Key Instructional Strategies
Instructional strategies are ideas, methods
and attitudes that you have for your classroom and for your students. Through
my experiences, I have continued to learn more methods to meet my students
needs. The students will notice not only what I teach them but how I teach
them. I must be a good and positive role model as a teacher and as a person.
The students will notice the attitudes in the classroom and from myself
and it will put an effect on how they learn.
The main goal is for students to become better learners and better communicators.
A teacher must adapt to different learning styles among the students and
encourage right and left hemisphere activities. (Orlich, 1998)
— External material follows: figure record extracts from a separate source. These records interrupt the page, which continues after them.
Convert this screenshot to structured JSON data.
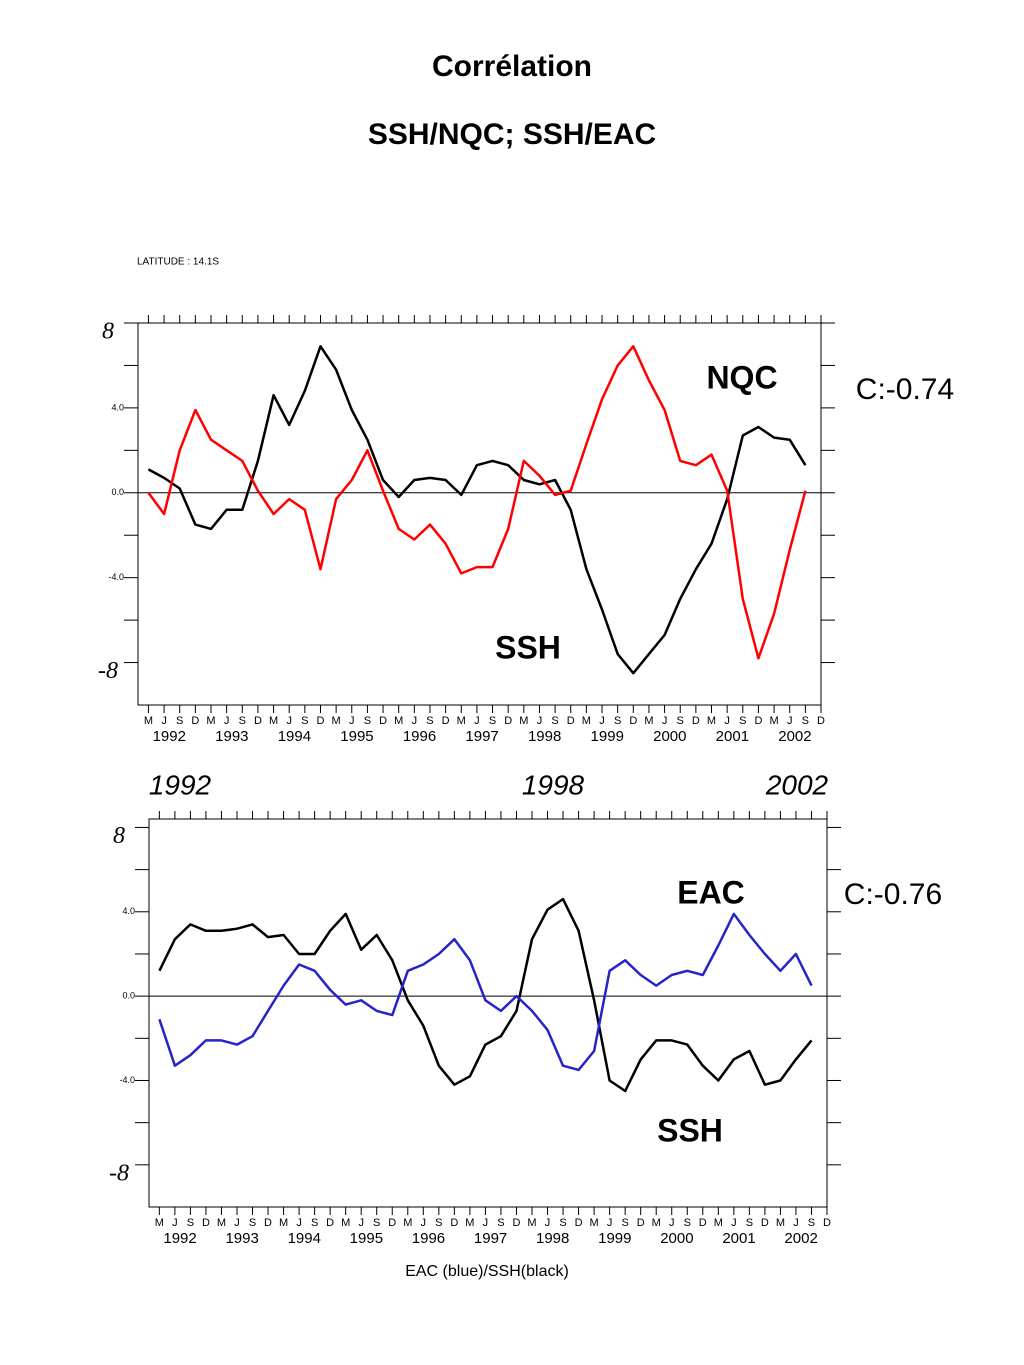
{
  "title": "Corrélation",
  "subtitle": "SSH/NQC; SSH/EAC",
  "chart_data": [
    {
      "type": "line",
      "subtitle": "LATITUDE : 14.1S",
      "x": [
        "1992-03",
        "1992-06",
        "1992-09",
        "1992-12",
        "1993-03",
        "1993-06",
        "1993-09",
        "1993-12",
        "1994-03",
        "1994-06",
        "1994-09",
        "1994-12",
        "1995-03",
        "1995-06",
        "1995-09",
        "1995-12",
        "1996-03",
        "1996-06",
        "1996-09",
        "1996-12",
        "1997-03",
        "1997-06",
        "1997-09",
        "1997-12",
        "1998-03",
        "1998-06",
        "1998-09",
        "1998-12",
        "1999-03",
        "1999-06",
        "1999-09",
        "1999-12",
        "2000-03",
        "2000-06",
        "2000-09",
        "2000-12",
        "2001-03",
        "2001-06",
        "2001-09",
        "2001-12",
        "2002-03",
        "2002-06",
        "2002-09"
      ],
      "series": [
        {
          "name": "SSH",
          "color": "#000000",
          "values": [
            1.1,
            0.7,
            0.2,
            -1.5,
            -1.7,
            -0.8,
            -0.8,
            1.5,
            4.6,
            3.2,
            4.8,
            6.9,
            5.8,
            3.9,
            2.5,
            0.6,
            -0.2,
            0.6,
            0.7,
            0.6,
            -0.1,
            1.3,
            1.5,
            1.3,
            0.6,
            0.4,
            0.6,
            -0.8,
            -3.6,
            -5.5,
            -7.6,
            -8.5,
            -7.6,
            -6.7,
            -5.0,
            -3.6,
            -2.4,
            -0.3,
            2.7,
            3.1,
            2.6,
            2.5,
            1.3
          ]
        },
        {
          "name": "NQC",
          "color": "#ff0000",
          "values": [
            0.0,
            -1.0,
            2.0,
            3.9,
            2.5,
            2.0,
            1.5,
            0.1,
            -1.0,
            -0.3,
            -0.8,
            -3.6,
            -0.3,
            0.6,
            2.0,
            0.1,
            -1.7,
            -2.2,
            -1.5,
            -2.4,
            -3.8,
            -3.5,
            -3.5,
            -1.7,
            1.5,
            0.8,
            -0.1,
            0.1,
            2.3,
            4.4,
            6.0,
            6.9,
            5.3,
            3.9,
            1.5,
            1.3,
            1.8,
            0.1,
            -5.0,
            -7.8,
            -5.7,
            -2.7,
            0.1
          ]
        }
      ],
      "xlim": [
        "1992-01",
        "2002-12"
      ],
      "xticks": [
        {
          "value": "1992-03",
          "label": "M"
        },
        {
          "value": "1992-06",
          "label": "J"
        },
        {
          "value": "1992-09",
          "label": "S"
        },
        {
          "value": "1992-12",
          "label": "D"
        },
        {
          "value": "1993-03",
          "label": "M"
        },
        {
          "value": "1993-06",
          "label": "J"
        },
        {
          "value": "1993-09",
          "label": "S"
        },
        {
          "value": "1993-12",
          "label": "D"
        },
        {
          "value": "1994-03",
          "label": "M"
        },
        {
          "value": "1994-06",
          "label": "J"
        },
        {
          "value": "1994-09",
          "label": "S"
        },
        {
          "value": "1994-12",
          "label": "D"
        },
        {
          "value": "1995-03",
          "label": "M"
        },
        {
          "value": "1995-06",
          "label": "J"
        },
        {
          "value": "1995-09",
          "label": "S"
        },
        {
          "value": "1995-12",
          "label": "D"
        },
        {
          "value": "1996-03",
          "label": "M"
        },
        {
          "value": "1996-06",
          "label": "J"
        },
        {
          "value": "1996-09",
          "label": "S"
        },
        {
          "value": "1996-12",
          "label": "D"
        },
        {
          "value": "1997-03",
          "label": "M"
        },
        {
          "value": "1997-06",
          "label": "J"
        },
        {
          "value": "1997-09",
          "label": "S"
        },
        {
          "value": "1997-12",
          "label": "D"
        },
        {
          "value": "1998-03",
          "label": "M"
        },
        {
          "value": "1998-06",
          "label": "J"
        },
        {
          "value": "1998-09",
          "label": "S"
        },
        {
          "value": "1998-12",
          "label": "D"
        },
        {
          "value": "1999-03",
          "label": "M"
        },
        {
          "value": "1999-06",
          "label": "J"
        },
        {
          "value": "1999-09",
          "label": "S"
        },
        {
          "value": "1999-12",
          "label": "D"
        },
        {
          "value": "2000-03",
          "label": "M"
        },
        {
          "value": "2000-06",
          "label": "J"
        },
        {
          "value": "2000-09",
          "label": "S"
        },
        {
          "value": "2000-12",
          "label": "D"
        },
        {
          "value": "2001-03",
          "label": "M"
        },
        {
          "value": "2001-06",
          "label": "J"
        },
        {
          "value": "2001-09",
          "label": "S"
        },
        {
          "value": "2001-12",
          "label": "D"
        },
        {
          "value": "2002-03",
          "label": "M"
        },
        {
          "value": "2002-06",
          "label": "J"
        },
        {
          "value": "2002-09",
          "label": "S"
        },
        {
          "value": "2002-12",
          "label": "D"
        }
      ],
      "xyears": [
        {
          "value": "1992-07",
          "label": "1992"
        },
        {
          "value": "1993-07",
          "label": "1993"
        },
        {
          "value": "1994-07",
          "label": "1994"
        },
        {
          "value": "1995-07",
          "label": "1995"
        },
        {
          "value": "1996-07",
          "label": "1996"
        },
        {
          "value": "1997-07",
          "label": "1997"
        },
        {
          "value": "1998-07",
          "label": "1998"
        },
        {
          "value": "1999-07",
          "label": "1999"
        },
        {
          "value": "2000-07",
          "label": "2000"
        },
        {
          "value": "2001-07",
          "label": "2001"
        },
        {
          "value": "2002-07",
          "label": "2002"
        }
      ],
      "ylim": [
        -10,
        8
      ],
      "yticks": [
        8,
        {
          "value": 4,
          "label": "4.0"
        },
        {
          "value": 0,
          "label": "0.0"
        },
        {
          "value": -4,
          "label": "-4.0"
        },
        -8
      ],
      "yminor": [
        6,
        2,
        -2,
        -6
      ],
      "hline": 0,
      "annotations": [
        {
          "text": "C:-0.74",
          "color": "#000000"
        }
      ]
    },
    {
      "type": "line",
      "x": [
        "1992-03",
        "1992-06",
        "1992-09",
        "1992-12",
        "1993-03",
        "1993-06",
        "1993-09",
        "1993-12",
        "1994-03",
        "1994-06",
        "1994-09",
        "1994-12",
        "1995-03",
        "1995-06",
        "1995-09",
        "1995-12",
        "1996-03",
        "1996-06",
        "1996-09",
        "1996-12",
        "1997-03",
        "1997-06",
        "1997-09",
        "1997-12",
        "1998-03",
        "1998-06",
        "1998-09",
        "1998-12",
        "1999-03",
        "1999-06",
        "1999-09",
        "1999-12",
        "2000-03",
        "2000-06",
        "2000-09",
        "2000-12",
        "2001-03",
        "2001-06",
        "2001-09",
        "2001-12",
        "2002-03",
        "2002-06",
        "2002-09"
      ],
      "series": [
        {
          "name": "SSH",
          "color": "#000000",
          "values": [
            1.2,
            2.7,
            3.4,
            3.1,
            3.1,
            3.2,
            3.4,
            2.8,
            2.9,
            2.0,
            2.0,
            3.1,
            3.9,
            2.2,
            2.9,
            1.7,
            -0.2,
            -1.4,
            -3.3,
            -4.2,
            -3.8,
            -2.3,
            -1.9,
            -0.7,
            2.7,
            4.1,
            4.6,
            3.1,
            -0.2,
            -4.0,
            -4.5,
            -3.0,
            -2.1,
            -2.1,
            -2.3,
            -3.3,
            -4.0,
            -3.0,
            -2.6,
            -4.2,
            -4.0,
            -3.0,
            -2.1
          ]
        },
        {
          "name": "EAC",
          "color": "#2424c8",
          "values": [
            -1.1,
            -3.3,
            -2.8,
            -2.1,
            -2.1,
            -2.3,
            -1.9,
            -0.7,
            0.5,
            1.5,
            1.2,
            0.3,
            -0.4,
            -0.2,
            -0.7,
            -0.9,
            1.2,
            1.5,
            2.0,
            2.7,
            1.7,
            -0.2,
            -0.7,
            0.0,
            -0.7,
            -1.6,
            -3.3,
            -3.5,
            -2.6,
            1.2,
            1.7,
            1.0,
            0.5,
            1.0,
            1.2,
            1.0,
            2.4,
            3.9,
            2.9,
            2.0,
            1.2,
            2.0,
            0.5
          ]
        }
      ],
      "xlim": [
        "1992-01",
        "2002-12"
      ],
      "xticks": [
        {
          "value": "1992-03",
          "label": "M"
        },
        {
          "value": "1992-06",
          "label": "J"
        },
        {
          "value": "1992-09",
          "label": "S"
        },
        {
          "value": "1992-12",
          "label": "D"
        },
        {
          "value": "1993-03",
          "label": "M"
        },
        {
          "value": "1993-06",
          "label": "J"
        },
        {
          "value": "1993-09",
          "label": "S"
        },
        {
          "value": "1993-12",
          "label": "D"
        },
        {
          "value": "1994-03",
          "label": "M"
        },
        {
          "value": "1994-06",
          "label": "J"
        },
        {
          "value": "1994-09",
          "label": "S"
        },
        {
          "value": "1994-12",
          "label": "D"
        },
        {
          "value": "1995-03",
          "label": "M"
        },
        {
          "value": "1995-06",
          "label": "J"
        },
        {
          "value": "1995-09",
          "label": "S"
        },
        {
          "value": "1995-12",
          "label": "D"
        },
        {
          "value": "1996-03",
          "label": "M"
        },
        {
          "value": "1996-06",
          "label": "J"
        },
        {
          "value": "1996-09",
          "label": "S"
        },
        {
          "value": "1996-12",
          "label": "D"
        },
        {
          "value": "1997-03",
          "label": "M"
        },
        {
          "value": "1997-06",
          "label": "J"
        },
        {
          "value": "1997-09",
          "label": "S"
        },
        {
          "value": "1997-12",
          "label": "D"
        },
        {
          "value": "1998-03",
          "label": "M"
        },
        {
          "value": "1998-06",
          "label": "J"
        },
        {
          "value": "1998-09",
          "label": "S"
        },
        {
          "value": "1998-12",
          "label": "D"
        },
        {
          "value": "1999-03",
          "label": "M"
        },
        {
          "value": "1999-06",
          "label": "J"
        },
        {
          "value": "1999-09",
          "label": "S"
        },
        {
          "value": "1999-12",
          "label": "D"
        },
        {
          "value": "2000-03",
          "label": "M"
        },
        {
          "value": "2000-06",
          "label": "J"
        },
        {
          "value": "2000-09",
          "label": "S"
        },
        {
          "value": "2000-12",
          "label": "D"
        },
        {
          "value": "2001-03",
          "label": "M"
        },
        {
          "value": "2001-06",
          "label": "J"
        },
        {
          "value": "2001-09",
          "label": "S"
        },
        {
          "value": "2001-12",
          "label": "D"
        },
        {
          "value": "2002-03",
          "label": "M"
        },
        {
          "value": "2002-06",
          "label": "J"
        },
        {
          "value": "2002-09",
          "label": "S"
        },
        {
          "value": "2002-12",
          "label": "D"
        }
      ],
      "xyears": [
        {
          "value": "1992-07",
          "label": "1992"
        },
        {
          "value": "1993-07",
          "label": "1993"
        },
        {
          "value": "1994-07",
          "label": "1994"
        },
        {
          "value": "1995-07",
          "label": "1995"
        },
        {
          "value": "1996-07",
          "label": "1996"
        },
        {
          "value": "1997-07",
          "label": "1997"
        },
        {
          "value": "1998-07",
          "label": "1998"
        },
        {
          "value": "1999-07",
          "label": "1999"
        },
        {
          "value": "2000-07",
          "label": "2000"
        },
        {
          "value": "2001-07",
          "label": "2001"
        },
        {
          "value": "2002-07",
          "label": "2002"
        }
      ],
      "ylim": [
        -10,
        8.4
      ],
      "yticks": [
        8,
        {
          "value": 4,
          "label": "4.0"
        },
        {
          "value": 0,
          "label": "0.0"
        },
        {
          "value": -4,
          "label": "-4.0"
        },
        -8
      ],
      "yminor": [
        6,
        2,
        -2,
        -6
      ],
      "hline": 0,
      "xlabel": "EAC (blue)/SSH(black)",
      "annotations": [
        {
          "text": "C:-0.76",
          "color": "#000000"
        },
        {
          "text": "1992",
          "color": "#000000"
        },
        {
          "text": "1998",
          "color": "#000000"
        },
        {
          "text": "2002",
          "color": "#000000"
        }
      ]
    }
  ]
}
When teaching, you must repeat lessons for weeks because a child who is
deaf has to hear and see a word or a concept twice the amount of a hearing
child to use it in their own vocabulary. (Yohe, 1998)
Encourage positive beliefs about learning. (Clements, 1997)
It is important to use a variety of methods of teaching and learning and
I feel you should use technology to help expand concepts and build confidence.
Teachers should be facilitators not directors of the development of language.
(Brinton & Fujiki, 1989)
Encourage language and dialogue in every situation. (Clements & Battista,
Talk with the students not at the students. (Clements, 1997)
Always let parents know what you are teaching so that they are able to
help at home and encourage at home activities. (Yohe, 1998)
Cooperative learning improves both academic learning and social skills.
Use both tactile objects and teacher made tests and not just one method.
Teach how to learn! (Orlich & Johnson, 1998)
These instructional strategies should make
the students feel comfortable in their classroom. I will facilitate language,
communication and learning in everything. These strategies encourage cooperative
learning and a student centered environment. It is important that a teacher
also help by guiding them along whenever help is needed.